If you were asked to design a tax code from scratch, you’d want to make sure that the rules would encourage things like investment and economic growth. After all, the more you do to enlarge the economic pie, the less pain we feel when the government takes out its slice to do the work it needs to do.
Since 1921, the federal tax code has contained a provision — Section 1031 — that does exactly that. It allows taxpayers to roll over their capital gains and defer the taxes on investments in things like real estate, equipment, and vehicles, so long as the savings are rolled directly back into like-kind investments.
It’s important to note that the taxes are deferred, not eliminated. But the deferral helps businesses like farms and construction companies to reinvest and grow, ultimately driving job creation and economic expansion. And that, in turn, generates even more tax revenue in the process.
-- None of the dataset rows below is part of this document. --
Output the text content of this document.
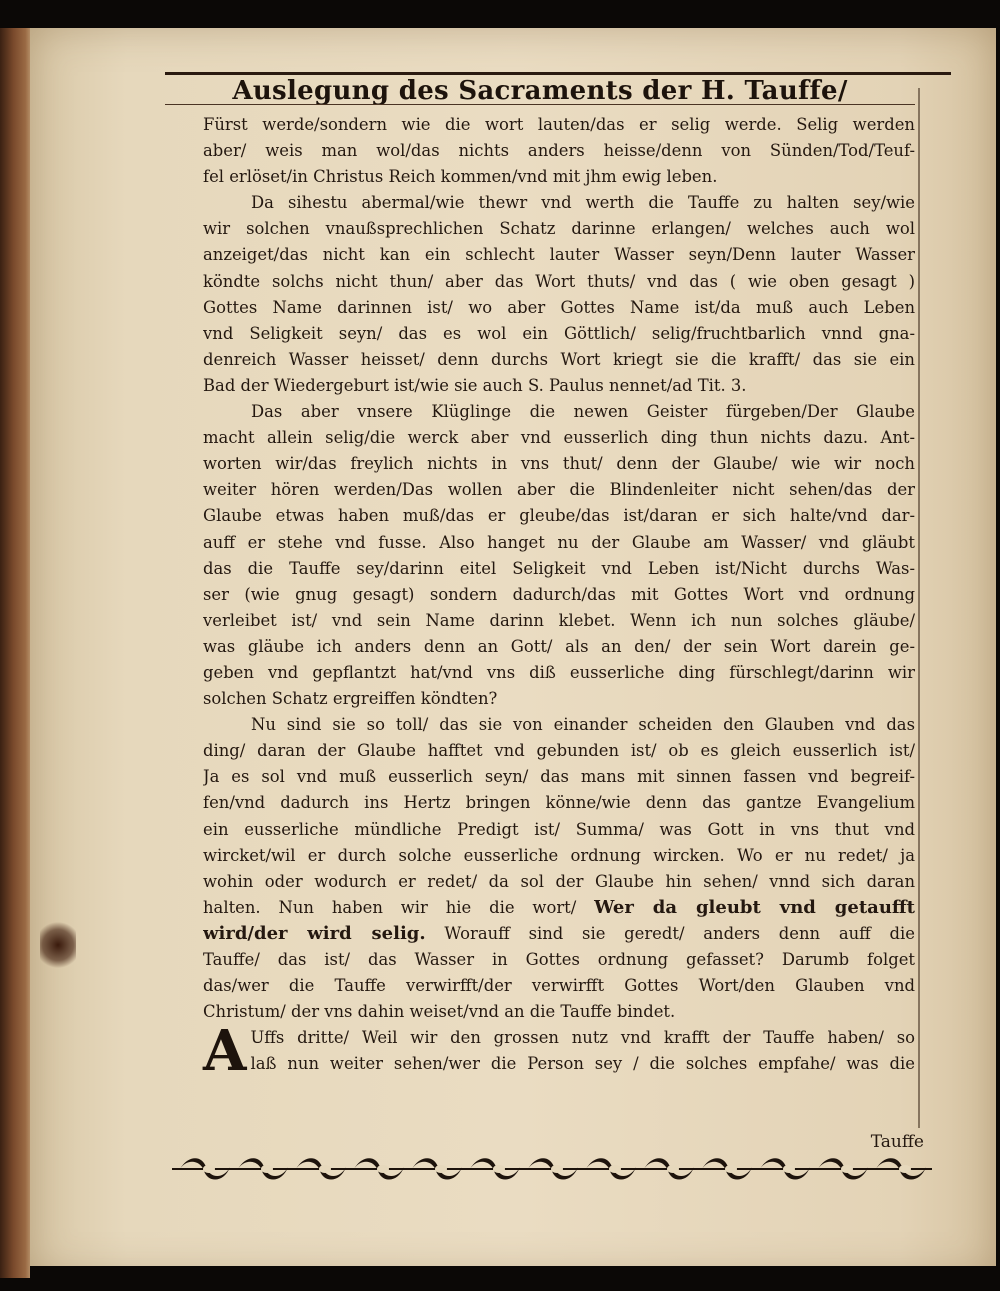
Auslegung des Sacraments der H. Tauffe/
Fürst werde/sondern wie die wort lauten/das er selig werde. Selig werden
aber/ weis man wol/das nichts anders heisse/denn von Sünden/Tod/Teuf-
fel erlöset/in Christus Reich kommen/vnd mit jhm ewig leben.
Da sihestu abermal/wie thewr vnd werth die Tauffe zu halten sey/wie
wir solchen vnaußsprechlichen Schatz darinne erlangen/ welches auch wol
anzeiget/das nicht kan ein schlecht lauter Wasser seyn/Denn lauter Wasser
köndte solchs nicht thun/ aber das Wort thuts/ vnd das ( wie oben gesagt )
Gottes Name darinnen ist/ wo aber Gottes Name ist/da muß auch Leben
vnd Seligkeit seyn/ das es wol ein Göttlich/ selig/fruchtbarlich vnnd gna-
denreich Wasser heisset/ denn durchs Wort kriegt sie die krafft/ das sie ein
Bad der Wiedergeburt ist/wie sie auch S. Paulus nennet/ad Tit. 3.
Das aber vnsere Klüglinge die newen Geister fürgeben/Der Glaube
macht allein selig/die werck aber vnd eusserlich ding thun nichts dazu. Ant-
worten wir/das freylich nichts in vns thut/ denn der Glaube/ wie wir noch
weiter hören werden/Das wollen aber die Blindenleiter nicht sehen/das der
Glaube etwas haben muß/das er gleube/das ist/daran er sich halte/vnd dar-
auff er stehe vnd fusse. Also hanget nu der Glaube am Wasser/ vnd gläubt
das die Tauffe sey/darinn eitel Seligkeit vnd Leben ist/Nicht durchs Was-
ser (wie gnug gesagt) sondern dadurch/das mit Gottes Wort vnd ordnung
verleibet ist/ vnd sein Name darinn klebet. Wenn ich nun solches gläube/
was gläube ich anders denn an Gott/ als an den/ der sein Wort darein ge-
geben vnd gepflantzt hat/vnd vns diß eusserliche ding fürschlegt/darinn wir
solchen Schatz ergreiffen köndten?
Nu sind sie so toll/ das sie von einander scheiden den Glauben vnd das
ding/ daran der Glaube hafftet vnd gebunden ist/ ob es gleich eusserlich ist/
Ja es sol vnd muß eusserlich seyn/ das mans mit sinnen fassen vnd begreif-
fen/vnd dadurch ins Hertz bringen könne/wie denn das gantze Evangelium
ein eusserliche mündliche Predigt ist/ Summa/ was Gott in vns thut vnd
wircket/wil er durch solche eusserliche ordnung wircken. Wo er nu redet/ ja
wohin oder wodurch er redet/ da sol der Glaube hin sehen/ vnnd sich daran
halten. Nun haben wir hie die wort/ Wer da gleubt vnd getaufft
wird/der wird selig. Worauff sind sie geredt/ anders denn auff die
Tauffe/ das ist/ das Wasser in Gottes ordnung gefasset? Darumb folget
das/wer die Tauffe verwirfft/der verwirfft Gottes Wort/den Glauben vnd
Christum/ der vns dahin weiset/vnd an die Tauffe bindet.
A Uffs dritte/ Weil wir den grossen nutz vnd krafft der Tauffe haben/ so
laß nun weiter sehen/wer die Person sey / die solches empfahe/ was die
Tauffe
Repealing Section 1031 would be a short-sighted way to collect more taxes today while choking off economic growth in the future. The government estimates it could collect a little over $40 billion in taxes over ten years by repealing Section 1031, but Ernst and Young estimates that a repeal could cost the economy as much as $3.20 in growth for every $1 in tax revenues raised.
A farmer would dismiss that as “eating the seed corn.” You’d have to be pretty bad at math to give up $3.20 to get $1 in return. Keeping Section 1031 in place ensures investment and economic growth, which we need now more than ever.